Y en la Iglesia hay muchos que en este tema está tan dormidos como en tantos
otros.
A
pesar de ello no podemos perder en ningún caso la esperanza y esperanza activa,
esperanza de quien se aplica con denuedo en esta guerra y emplea con prudencia
y arrojo los medios con los que cuenta. A alguien le podría caber la duda de si
merece la pena. Por supuesto que sí.

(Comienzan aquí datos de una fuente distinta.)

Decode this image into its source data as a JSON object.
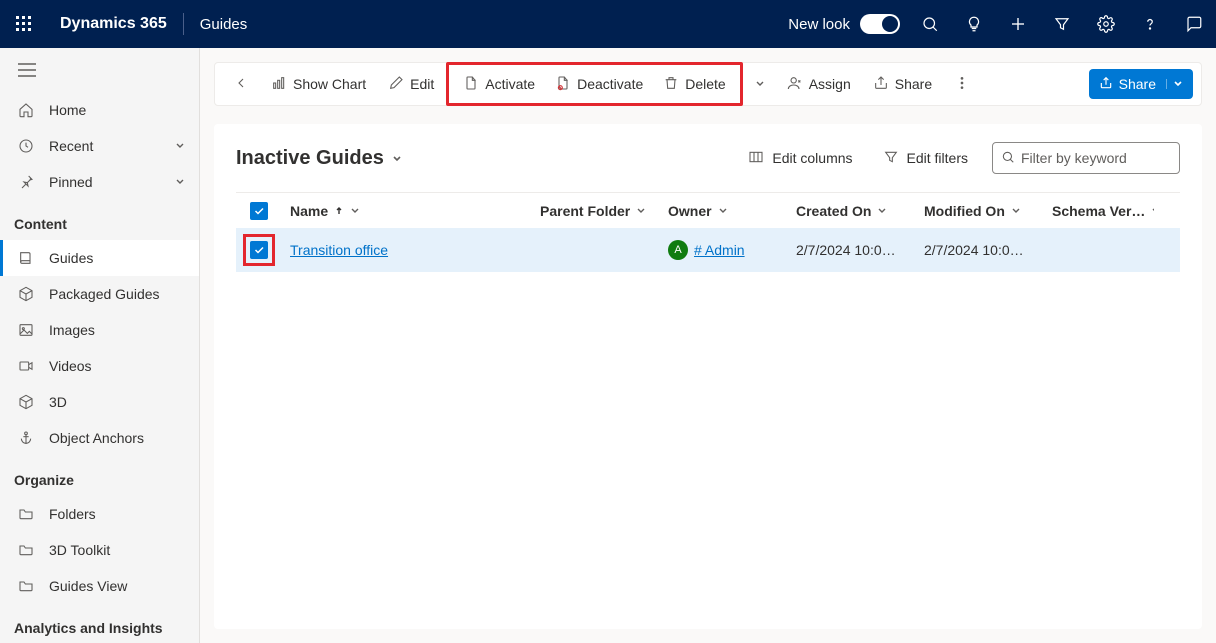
{
  "header": {
    "brand": "Dynamics 365",
    "app": "Guides",
    "new_look": "New look"
  },
  "sidebar": {
    "home": "Home",
    "recent": "Recent",
    "pinned": "Pinned",
    "sections": {
      "content": "Content",
      "organize": "Organize",
      "analytics": "Analytics and Insights"
    },
    "content_items": {
      "guides": "Guides",
      "packaged": "Packaged Guides",
      "images": "Images",
      "videos": "Videos",
      "3d": "3D",
      "anchors": "Object Anchors"
    },
    "organize_items": {
      "folders": "Folders",
      "toolkit": "3D Toolkit",
      "guides_view": "Guides View"
    }
  },
  "commands": {
    "show_chart": "Show Chart",
    "edit": "Edit",
    "activate": "Activate",
    "deactivate": "Deactivate",
    "delete": "Delete",
    "assign": "Assign",
    "share": "Share",
    "share_primary": "Share"
  },
  "view": {
    "title": "Inactive Guides",
    "edit_columns": "Edit columns",
    "edit_filters": "Edit filters",
    "search_placeholder": "Filter by keyword"
  },
  "columns": {
    "name": "Name",
    "parent": "Parent Folder",
    "owner": "Owner",
    "created": "Created On",
    "modified": "Modified On",
    "schema": "Schema Ver…"
  },
  "rows": [
    {
      "name": "Transition office",
      "parent": "",
      "owner_initial": "A",
      "owner": "# Admin",
      "created": "2/7/2024 10:0…",
      "modified": "2/7/2024 10:0…",
      "schema": ""
    }
  ]
}
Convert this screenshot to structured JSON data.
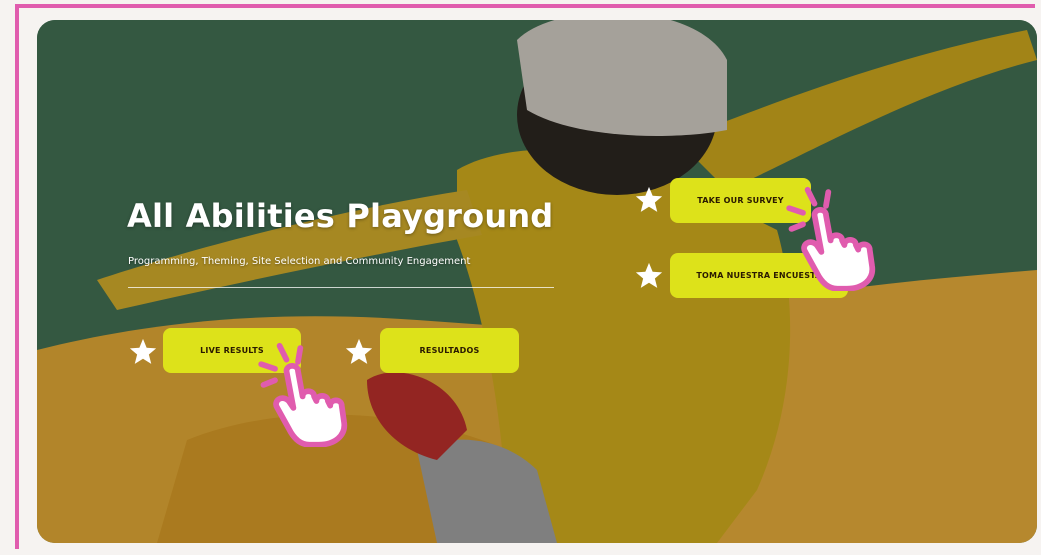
{
  "hero": {
    "title": "All Abilities Playground",
    "subtitle": "Programming, Theming, Site Selection and Community Engagement"
  },
  "buttons": {
    "live_results": "LIVE RESULTS",
    "resultados": "RESULTADOS",
    "take_survey": "TAKE OUR SURVEY",
    "toma_encuesta": "TOMA NUESTRA ENCUESTA"
  },
  "icons": {
    "star": "star-icon",
    "hand": "pointing-hand-icon"
  },
  "colors": {
    "frame_border": "#e05cae",
    "button_bg": "#dde21a",
    "button_text": "#2a1a00",
    "text_light": "#ffffff",
    "accent_pink": "#e05cae"
  }
}
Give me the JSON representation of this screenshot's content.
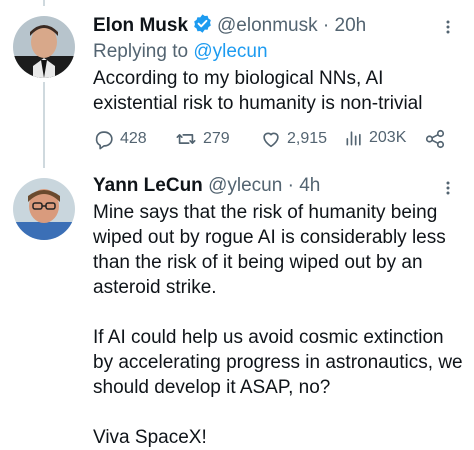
{
  "tweets": [
    {
      "name": "Elon Musk",
      "handle": "@elonmusk",
      "separator": "·",
      "time": "20h",
      "replying_prefix": "Replying to",
      "replying_handle": "@ylecun",
      "text": "According to my biological NNs, AI\nexistential risk to humanity is non-trivial",
      "actions": {
        "replies": "428",
        "retweets": "279",
        "likes": "2,915",
        "views": "203K"
      }
    },
    {
      "name": "Yann LeCun",
      "handle": "@ylecun",
      "separator": "·",
      "time": "4h",
      "text": "Mine says that the risk of humanity being\nwiped out by rogue AI is considerably less\nthan the risk of it being wiped out by an\nasteroid strike.\n\nIf AI could help us avoid cosmic extinction\nby accelerating progress in astronautics, we\nshould develop it ASAP, no?\n\nViva SpaceX!"
    }
  ],
  "colors": {
    "text": "#0f1419",
    "secondary": "#536471",
    "accent": "#1d9bf0",
    "thread_line": "#cfd9de"
  },
  "icons": [
    "verified-badge-icon",
    "more-icon",
    "reply-icon",
    "retweet-icon",
    "like-icon",
    "views-icon",
    "share-icon"
  ]
}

Toda victoria importante merece la pena y
esta victoria está asegurada. “La vida vencerá: esta es para nosotros una
esperanza segura. Sí, la vida vencerá, puesto que la verdad, el bien, la
alegría y el verdadero progreso están de parte de la vida. Y de parte de la
vida está también Dios, que ama la vida y la da con generosidad”. (S. J. Pablo
II. Discurso a los participantes en la VII Asamblea de la Pontificia Academia
para la Vida, punto 3. 3 de marzo de 2001).
¿Se
lo pedimos al apóstol Santiago para España, de la que es patrono, en estos días
en que nos disponemos a celebrar su fiesta?